Super simple question about an example of the module of differentials of a polynomial ring

Question

This will no doubt be a very simple question, but I am clearly missing something. Assume all rings are commutative with identity. Let $B$ be an $A$-algebra and denote the map $$ \mu: B \otimes_{A} B \longrightarrow B $$ determined by multiplication. Let $I$ denote the kernel of $\mu$. It is a well known fact that the module of differentials of $B$ over $A$ can be given by $$ \Omega_{B/A} = I/I^{2} $$ Now suppose $k$ is a field and we construct the polynomial ring $B = k[x]$. Then we have the map $$ \mu: k[x] \otimes_{k} k[x] \longrightarrow k[x] $$ determined just by polynomial multiplication. But $k[x]$ is an integral domain so the kernel of $\mu$ is surely only those tensor products $f \otimes g$ with either $f$ or $g$ being $0$. But it is also not true that $\Omega_{B/k} = 0$, since $\Omega_{B/k}$ is the free module generated by the symbol $dx$. I am brand new to modules of differentials and so am very clearly missing some basic point here.

Answer 1

The tensor product is over $k$, not $k[x]$. An example of an element in the kernel $I$ is $x^r\otimes x^s-x^s\otimes x^r$ with $r<s$. This is a nonzero element of $k[x]\otimes_k k[x]$ as the $x^r\otimes x^s$ form a vector space basis for this tensor product. These $x^r\otimes x^s-x^s\otimes x^r$ form a vector space basis for $I$ and the $\phi_s=1\otimes x^s-x^s\otimes 1$ for $s\ge1$ form a free generating set for $I$ as a $k[x]$-module.

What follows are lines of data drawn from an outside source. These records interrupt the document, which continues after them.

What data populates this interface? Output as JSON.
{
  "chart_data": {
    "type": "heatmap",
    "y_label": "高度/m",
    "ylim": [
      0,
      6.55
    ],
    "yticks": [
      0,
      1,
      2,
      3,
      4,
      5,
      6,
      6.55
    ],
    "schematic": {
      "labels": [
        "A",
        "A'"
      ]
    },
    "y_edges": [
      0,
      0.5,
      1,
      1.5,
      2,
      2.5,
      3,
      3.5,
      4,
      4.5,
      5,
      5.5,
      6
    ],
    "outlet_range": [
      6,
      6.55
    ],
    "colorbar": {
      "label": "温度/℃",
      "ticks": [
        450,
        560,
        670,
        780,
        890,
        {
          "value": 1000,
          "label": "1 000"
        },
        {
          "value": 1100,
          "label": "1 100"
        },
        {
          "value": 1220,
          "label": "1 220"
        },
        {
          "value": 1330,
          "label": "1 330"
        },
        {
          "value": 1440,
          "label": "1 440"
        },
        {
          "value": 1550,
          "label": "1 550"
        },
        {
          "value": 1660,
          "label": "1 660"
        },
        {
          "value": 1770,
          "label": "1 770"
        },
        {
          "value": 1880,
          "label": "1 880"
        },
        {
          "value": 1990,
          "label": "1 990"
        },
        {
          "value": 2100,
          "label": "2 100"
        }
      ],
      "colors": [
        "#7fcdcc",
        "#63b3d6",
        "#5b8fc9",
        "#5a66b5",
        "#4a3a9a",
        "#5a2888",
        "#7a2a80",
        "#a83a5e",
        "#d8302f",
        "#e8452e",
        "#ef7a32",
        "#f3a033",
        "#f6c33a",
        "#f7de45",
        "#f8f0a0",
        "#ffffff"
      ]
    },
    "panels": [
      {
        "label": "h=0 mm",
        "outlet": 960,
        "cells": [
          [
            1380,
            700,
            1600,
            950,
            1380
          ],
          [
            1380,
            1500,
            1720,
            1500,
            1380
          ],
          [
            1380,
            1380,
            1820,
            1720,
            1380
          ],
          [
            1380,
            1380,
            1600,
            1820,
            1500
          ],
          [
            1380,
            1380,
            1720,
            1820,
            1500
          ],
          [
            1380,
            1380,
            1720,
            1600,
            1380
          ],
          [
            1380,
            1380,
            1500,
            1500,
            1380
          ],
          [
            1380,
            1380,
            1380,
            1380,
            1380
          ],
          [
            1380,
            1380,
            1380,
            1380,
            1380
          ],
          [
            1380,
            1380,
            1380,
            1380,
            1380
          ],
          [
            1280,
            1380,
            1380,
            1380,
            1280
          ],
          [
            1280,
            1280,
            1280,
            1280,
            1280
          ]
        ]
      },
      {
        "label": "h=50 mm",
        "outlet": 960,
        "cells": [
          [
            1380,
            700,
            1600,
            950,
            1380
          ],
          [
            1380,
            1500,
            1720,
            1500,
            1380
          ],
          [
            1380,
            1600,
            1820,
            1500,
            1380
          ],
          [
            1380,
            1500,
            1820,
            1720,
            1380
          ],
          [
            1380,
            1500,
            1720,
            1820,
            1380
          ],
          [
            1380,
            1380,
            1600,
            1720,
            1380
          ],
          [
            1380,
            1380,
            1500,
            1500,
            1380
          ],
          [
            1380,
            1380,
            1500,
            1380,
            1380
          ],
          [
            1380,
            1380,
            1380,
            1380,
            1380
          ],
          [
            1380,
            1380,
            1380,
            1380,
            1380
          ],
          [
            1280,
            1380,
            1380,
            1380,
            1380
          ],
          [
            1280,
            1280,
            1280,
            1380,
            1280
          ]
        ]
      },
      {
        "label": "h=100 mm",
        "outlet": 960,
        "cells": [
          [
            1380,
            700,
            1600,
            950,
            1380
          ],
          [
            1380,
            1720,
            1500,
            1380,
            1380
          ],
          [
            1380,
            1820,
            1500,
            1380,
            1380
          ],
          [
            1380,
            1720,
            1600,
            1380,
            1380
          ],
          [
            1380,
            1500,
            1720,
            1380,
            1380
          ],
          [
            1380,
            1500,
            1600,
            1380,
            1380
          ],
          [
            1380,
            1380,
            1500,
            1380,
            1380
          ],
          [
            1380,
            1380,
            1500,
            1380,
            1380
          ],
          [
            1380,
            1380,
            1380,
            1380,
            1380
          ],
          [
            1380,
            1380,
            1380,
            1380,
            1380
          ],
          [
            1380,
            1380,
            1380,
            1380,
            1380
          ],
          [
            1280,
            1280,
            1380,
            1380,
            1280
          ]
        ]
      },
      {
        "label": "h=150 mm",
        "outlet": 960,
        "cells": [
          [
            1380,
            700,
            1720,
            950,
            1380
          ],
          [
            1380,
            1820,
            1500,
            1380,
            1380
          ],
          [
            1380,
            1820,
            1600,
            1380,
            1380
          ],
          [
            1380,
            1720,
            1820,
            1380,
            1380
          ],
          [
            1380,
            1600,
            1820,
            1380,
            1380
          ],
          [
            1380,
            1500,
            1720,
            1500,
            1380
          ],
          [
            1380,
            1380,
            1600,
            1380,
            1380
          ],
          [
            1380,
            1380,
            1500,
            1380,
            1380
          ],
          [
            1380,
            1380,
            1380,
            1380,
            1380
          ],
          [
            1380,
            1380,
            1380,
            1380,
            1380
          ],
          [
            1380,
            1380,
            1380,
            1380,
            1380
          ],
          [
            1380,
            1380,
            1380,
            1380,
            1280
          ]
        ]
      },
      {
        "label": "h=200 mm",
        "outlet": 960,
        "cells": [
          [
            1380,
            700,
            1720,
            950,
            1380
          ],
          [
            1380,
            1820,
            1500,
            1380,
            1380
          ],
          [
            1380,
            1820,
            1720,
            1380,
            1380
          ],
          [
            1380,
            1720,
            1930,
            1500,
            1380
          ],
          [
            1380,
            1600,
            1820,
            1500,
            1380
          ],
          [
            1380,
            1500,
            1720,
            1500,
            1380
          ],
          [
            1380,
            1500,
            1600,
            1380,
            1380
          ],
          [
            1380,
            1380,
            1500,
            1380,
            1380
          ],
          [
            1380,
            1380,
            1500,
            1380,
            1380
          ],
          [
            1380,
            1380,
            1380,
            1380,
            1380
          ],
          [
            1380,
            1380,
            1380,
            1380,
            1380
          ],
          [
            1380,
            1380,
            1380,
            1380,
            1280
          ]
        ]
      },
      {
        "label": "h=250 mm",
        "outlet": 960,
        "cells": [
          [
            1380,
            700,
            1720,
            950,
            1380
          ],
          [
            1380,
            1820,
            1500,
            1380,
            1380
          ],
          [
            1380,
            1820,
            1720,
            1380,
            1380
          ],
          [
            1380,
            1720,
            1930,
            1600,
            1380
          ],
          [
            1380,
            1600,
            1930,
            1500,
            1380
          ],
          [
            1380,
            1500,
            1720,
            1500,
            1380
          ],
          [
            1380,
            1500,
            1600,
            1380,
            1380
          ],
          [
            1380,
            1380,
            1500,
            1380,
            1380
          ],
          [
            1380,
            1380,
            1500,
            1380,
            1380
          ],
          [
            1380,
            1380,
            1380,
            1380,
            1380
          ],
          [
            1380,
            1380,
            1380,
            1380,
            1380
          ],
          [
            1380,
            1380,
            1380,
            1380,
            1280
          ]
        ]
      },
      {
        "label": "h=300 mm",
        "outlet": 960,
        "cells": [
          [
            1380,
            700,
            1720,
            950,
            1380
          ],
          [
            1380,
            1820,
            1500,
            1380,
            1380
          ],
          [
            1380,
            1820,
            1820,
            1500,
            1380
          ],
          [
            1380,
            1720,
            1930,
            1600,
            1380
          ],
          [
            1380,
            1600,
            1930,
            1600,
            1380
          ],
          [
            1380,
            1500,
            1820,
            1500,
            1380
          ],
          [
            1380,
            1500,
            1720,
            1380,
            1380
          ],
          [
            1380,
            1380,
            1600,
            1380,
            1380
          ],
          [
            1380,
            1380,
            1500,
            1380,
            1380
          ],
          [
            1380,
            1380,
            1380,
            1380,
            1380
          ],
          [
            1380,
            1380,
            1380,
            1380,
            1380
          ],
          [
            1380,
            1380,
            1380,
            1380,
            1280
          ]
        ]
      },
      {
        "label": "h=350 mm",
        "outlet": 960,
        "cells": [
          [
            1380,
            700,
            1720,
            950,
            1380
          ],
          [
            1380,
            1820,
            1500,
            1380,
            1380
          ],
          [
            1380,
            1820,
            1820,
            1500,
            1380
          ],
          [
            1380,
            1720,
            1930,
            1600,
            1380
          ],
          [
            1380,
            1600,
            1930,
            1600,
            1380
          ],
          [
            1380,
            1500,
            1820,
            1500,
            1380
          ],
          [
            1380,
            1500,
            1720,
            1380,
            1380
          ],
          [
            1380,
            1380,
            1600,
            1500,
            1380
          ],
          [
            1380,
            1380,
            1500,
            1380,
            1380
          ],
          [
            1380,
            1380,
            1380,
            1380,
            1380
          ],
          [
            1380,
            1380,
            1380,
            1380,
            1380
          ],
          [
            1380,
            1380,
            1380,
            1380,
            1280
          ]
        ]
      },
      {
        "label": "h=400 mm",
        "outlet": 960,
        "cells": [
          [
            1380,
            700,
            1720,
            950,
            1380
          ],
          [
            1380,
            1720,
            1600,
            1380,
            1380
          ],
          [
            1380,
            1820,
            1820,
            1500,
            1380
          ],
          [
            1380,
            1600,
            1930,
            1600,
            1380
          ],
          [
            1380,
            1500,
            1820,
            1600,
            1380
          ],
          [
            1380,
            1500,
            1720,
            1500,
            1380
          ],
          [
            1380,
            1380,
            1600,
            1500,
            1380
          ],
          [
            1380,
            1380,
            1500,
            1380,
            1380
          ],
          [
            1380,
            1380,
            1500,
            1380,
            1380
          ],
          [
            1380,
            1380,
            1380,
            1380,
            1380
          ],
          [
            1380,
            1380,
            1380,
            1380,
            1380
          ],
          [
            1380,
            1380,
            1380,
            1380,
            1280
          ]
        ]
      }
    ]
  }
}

Now $$\phi_s\phi_t=1\otimes x^{s+t}-x^s\otimes x^t-x^t\otimes x^s + x^{s+t}\otimes1=\phi_{s+t}-x^s\phi_t-x^t\phi_s$$ so that $$\phi_{s+t}\equiv x^s\phi_t+x^t\phi_s\pmod{I^2}.$$ By induction $$\phi_s\equiv sx^{s-1}\phi_1$$ so that $I/I^2$ is generated by the image of $\phi_1$ in $I/I^2$ which we call $dx$. The existence of the standard derivation on $k[x]$ shows that $dx\ne0$ and indeed $I/I^2$ is free of rank one on $dx$.

Answer 2

Even if $B$ is an integral domain, the kernel of the multiplication map $\mu: B \otimes B \to B$ is not in general $0$, since for any $b \in B$, we have $1 \otimes b - b \otimes 1 \in \text{ker}(\mu)=I$. In fact, the map $B \to I/I^2$ given by $b \mapsto 1 \otimes b - b \otimes 1$ satisfies the univeral property of the module of Kahler differentials so that $\Omega_{B/A} \cong I/I^2$.